Это надо сказать сразу, потому что дальше всё будет про это горе — на которое у неё не было права. Горе раздали заранее, между теми, кому оно полагалось. Вдовой числилась Кира — молодая, прямая, с тем спокойствием, которое Вера не сразу научилась читать и которое оказалось не холодностью, а чем-то посложнее. Горевали дочери, по-своему, трудно — не столько по отцу, сколько по отцу, которого им задолжали. Даже у второй, у Алины, было законное место в первом ряду, своя промокшая салфетка, свой сын. А Вера была первой женой из жизни, которая кончилась тридцать лет назад, — и на таких на похоронах смотрят с осторожным состраданием, как на старый сервант от прежних хозяев: и неуместен, и выбросить неловко. Её усадили во втором ряду. Она просидела всю панихиду прямо, с сухими глазами, потому что плакать на людях было не её, никогда не было, — а сухие глаза на похоронах читаются либо как сила, либо как чёрствость, и пусть читаются как хотят.

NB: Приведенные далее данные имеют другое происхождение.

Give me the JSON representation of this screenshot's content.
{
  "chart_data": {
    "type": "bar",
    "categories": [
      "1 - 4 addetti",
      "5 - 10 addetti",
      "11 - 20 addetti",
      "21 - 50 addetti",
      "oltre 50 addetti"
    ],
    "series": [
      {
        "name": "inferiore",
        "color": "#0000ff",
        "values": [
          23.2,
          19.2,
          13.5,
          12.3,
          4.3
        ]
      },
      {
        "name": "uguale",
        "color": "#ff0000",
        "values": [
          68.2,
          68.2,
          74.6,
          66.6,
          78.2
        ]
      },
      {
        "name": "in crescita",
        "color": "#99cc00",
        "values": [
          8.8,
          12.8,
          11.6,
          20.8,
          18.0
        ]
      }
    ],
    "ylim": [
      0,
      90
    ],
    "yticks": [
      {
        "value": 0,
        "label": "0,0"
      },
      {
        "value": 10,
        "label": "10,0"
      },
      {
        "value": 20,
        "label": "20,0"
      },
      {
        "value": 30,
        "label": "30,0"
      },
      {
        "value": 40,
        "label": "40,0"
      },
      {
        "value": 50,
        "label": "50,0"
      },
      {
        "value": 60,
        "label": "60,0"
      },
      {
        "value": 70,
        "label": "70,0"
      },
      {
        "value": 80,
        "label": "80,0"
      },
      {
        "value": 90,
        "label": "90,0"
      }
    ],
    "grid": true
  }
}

А потом, у гардероба, Кира догнала её и отдала коробку.

Картонную, перевязанную шпагатом, завязанным его узлом, — она узнала узел сразу, он всё на свете вязал одним узлом, и бельевую верёвку в Переделкине, и ёлку к багажнику «шестёрки». На крышке его почерком, крупно, стояло одно слово: её имя. Кира сказала, что не открывала, и Вера ей поверила — у этой хватило бы и права, и любопытства, и она не открыла, и в этом тоже было что-то, чего Вера тогда не стала додумывать.

Под шпагатом лежали четыре тетради.

Она прочла их за зиму, и лучше бы не читала. В тетрадях была их жизнь — та, которой не было. Он сочинил её всю, до мелочей: как сидел у её постели в ночь перед операцией и держал за руку до самого наркоза; как они состарились вместе в доме с террасой; как однажды сказал ей то, чего не говорил никогда. Целая жизнь, выстроенная человеком, который в настоящую ночь перед той операцией отвечал на письма в коридоре, — и выстроенная так подробно, с такой тоской по тому, чего он сам не дал, что Вера всё читала и ждала, где же он соврёт, где себя пощадит. Он не пощадил ни разу. Он написал правду о том, чего не было, — и тем доказал, что мог. Что всё, чего ей не хватило, лежало в нём, целое, до последнего дня; просто он не доставал — как не достают парадный сервиз, копя его для случая, который так и не наступает.

Вот этого её правило не выдержало.

У неё было правило, выведенное рано и крепкое, как позвоночник: не переживать о том, чего не изменить. Случилось — значит, случилось; слёзы по пролитому — для тех, у кого есть кому подать платок. Это правило держало её всю жизнь. И только теперь, над его тетрадями, оно дало трещину — потому что выяснилось, что в графу «уже не изменить» она когда-то по привычке, не разобравшись, записала то, что ещё можно было изменить. Что главное в своей жизни она потеряла не потому, что не могла удержать, а потому, что не разрешила себе вовремя переживать.